Les vieux (Alzheimer)

june

Le monologue intérieur à la première personne d'un "vieux" pour sa "vieille" au cerveau déchu ...

Je t'aime au-devant de tout, dans un jardin l'été, dans un café le soir. Je n'ai plus peur, tu ne me fais plus peur. Tout ce que je t'ai laissé, je le prends comme un oiseau qui dort dans le creux de mes paumes. Il finira par s'éveiller. Et ton cœur battant au rythme de la pluie tropicale, quand nos barques se frôlaient. Quand nos regards osaient à peine se croiser. Les pulsations de ton âme, je les vois. Je les sais. Ta main qui frôlait mes doigts comme si tu voulais te pencher au-dessus, hésitante, pour y déposer un baiser. Les piqûres de moustiques dans ce jardin, les puissantes piqûres à l'hôpital pour t'endormir.
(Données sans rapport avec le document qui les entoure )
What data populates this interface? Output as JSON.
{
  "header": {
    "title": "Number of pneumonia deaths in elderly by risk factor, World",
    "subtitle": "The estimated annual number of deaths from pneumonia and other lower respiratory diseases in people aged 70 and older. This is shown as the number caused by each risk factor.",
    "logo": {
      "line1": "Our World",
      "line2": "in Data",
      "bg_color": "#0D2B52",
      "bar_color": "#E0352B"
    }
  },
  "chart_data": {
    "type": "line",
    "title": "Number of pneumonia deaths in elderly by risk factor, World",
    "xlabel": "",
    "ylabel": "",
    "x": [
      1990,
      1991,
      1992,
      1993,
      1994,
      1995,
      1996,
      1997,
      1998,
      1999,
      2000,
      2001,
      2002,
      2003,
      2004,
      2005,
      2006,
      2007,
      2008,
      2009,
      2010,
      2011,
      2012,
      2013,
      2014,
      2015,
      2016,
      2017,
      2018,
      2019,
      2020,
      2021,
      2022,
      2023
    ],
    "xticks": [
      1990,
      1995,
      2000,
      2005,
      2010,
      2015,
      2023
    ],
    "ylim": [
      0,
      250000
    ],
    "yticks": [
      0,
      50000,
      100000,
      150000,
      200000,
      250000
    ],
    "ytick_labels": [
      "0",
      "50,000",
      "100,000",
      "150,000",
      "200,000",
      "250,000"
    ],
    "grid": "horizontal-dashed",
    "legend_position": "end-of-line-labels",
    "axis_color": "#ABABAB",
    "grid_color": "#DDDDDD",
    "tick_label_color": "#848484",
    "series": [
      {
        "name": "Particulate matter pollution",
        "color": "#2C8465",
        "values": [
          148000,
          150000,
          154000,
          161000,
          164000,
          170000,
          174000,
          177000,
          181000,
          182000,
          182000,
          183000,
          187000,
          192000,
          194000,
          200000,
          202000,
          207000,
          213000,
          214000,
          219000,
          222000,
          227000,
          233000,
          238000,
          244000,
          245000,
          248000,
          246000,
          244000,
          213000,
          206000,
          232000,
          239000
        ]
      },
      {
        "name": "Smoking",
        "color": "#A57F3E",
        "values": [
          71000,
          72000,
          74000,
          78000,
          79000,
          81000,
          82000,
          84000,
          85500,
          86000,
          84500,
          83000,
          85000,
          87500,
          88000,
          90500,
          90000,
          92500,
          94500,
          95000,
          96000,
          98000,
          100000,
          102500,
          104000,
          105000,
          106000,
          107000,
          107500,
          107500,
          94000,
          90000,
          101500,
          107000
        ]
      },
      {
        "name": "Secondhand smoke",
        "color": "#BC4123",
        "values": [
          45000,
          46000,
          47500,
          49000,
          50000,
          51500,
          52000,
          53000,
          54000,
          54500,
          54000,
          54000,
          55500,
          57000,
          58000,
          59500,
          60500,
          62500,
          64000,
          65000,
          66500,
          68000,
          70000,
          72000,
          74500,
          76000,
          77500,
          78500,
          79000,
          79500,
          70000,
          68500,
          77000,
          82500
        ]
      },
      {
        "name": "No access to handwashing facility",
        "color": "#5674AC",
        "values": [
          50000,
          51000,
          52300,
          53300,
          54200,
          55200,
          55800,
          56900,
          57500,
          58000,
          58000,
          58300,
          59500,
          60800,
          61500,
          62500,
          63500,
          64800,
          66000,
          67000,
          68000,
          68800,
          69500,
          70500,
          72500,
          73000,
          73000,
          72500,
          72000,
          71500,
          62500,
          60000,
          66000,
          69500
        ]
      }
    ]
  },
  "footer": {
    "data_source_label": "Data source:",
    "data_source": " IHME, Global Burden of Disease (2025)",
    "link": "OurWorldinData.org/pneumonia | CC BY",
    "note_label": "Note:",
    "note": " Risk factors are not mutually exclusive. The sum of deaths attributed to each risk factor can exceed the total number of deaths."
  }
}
Je veille, mon Amour, je veille sur tes jeunes os, sur tes vieux os, sur la langue que tu te décides à parler en ma présence. Cette langue spécifique, connue de deux consciences seulement. Et deux consciences dans le monde, c'est déjà beaucoup. Sur ce terrain nos nuits d'amour, dans ce bar nos beuveries avec les copains au rythme de Jacques Brel. Et nous dansions sur les tables, ton chignon défait comme nos draps au petit matin. Tes sanglots auxquels j'étais imperméable, je voudrais les cueillir. Et tu te souviens des pommes, au jardin ? Tu me les faisais goûter et leur  acidité était plus agréable que n'importe quel autre fruit. J'aimerais tellement revenir dans ton univers, remplacer les fleurs fanées. Oui, tout se fane. Même ton cerveau, si luxuriant autrefois. Le lierre pousse à présent dessus, et un tas de mauvaises herbes que personne ne pourra plus jamais démêler. Parfois, une petite rose éclot encore pour disparaître aussi vite. Un sursaut de conscience. Mais il faudra bien faire le deuil de tout de toi. Emporte-moi. Je ne veux plus sentir le soleil sur ma peau, ne plus savoir ce qui rampe sur mon bras lorsqu'une coccinelle s'y risque comme si elle grimpait le mont Everest. Je veux redevenir l'enfant que je vois parfois dans tes gestes, le très petit enfant impatient qui lutte pour rester en vie, parce qu'il ne sait pas ce qui lui arrive. Mais tu sens encore le savon parce que tu sais, je te savonne méticuleusement le corps. Parfois c'est moi, parfois c'est l'infirmière, parce que mes bras tremblent un peu. Reste un peu, tu veux bien ? Penche-toi vers moi comme si c'était la première fois, que je te retrouve.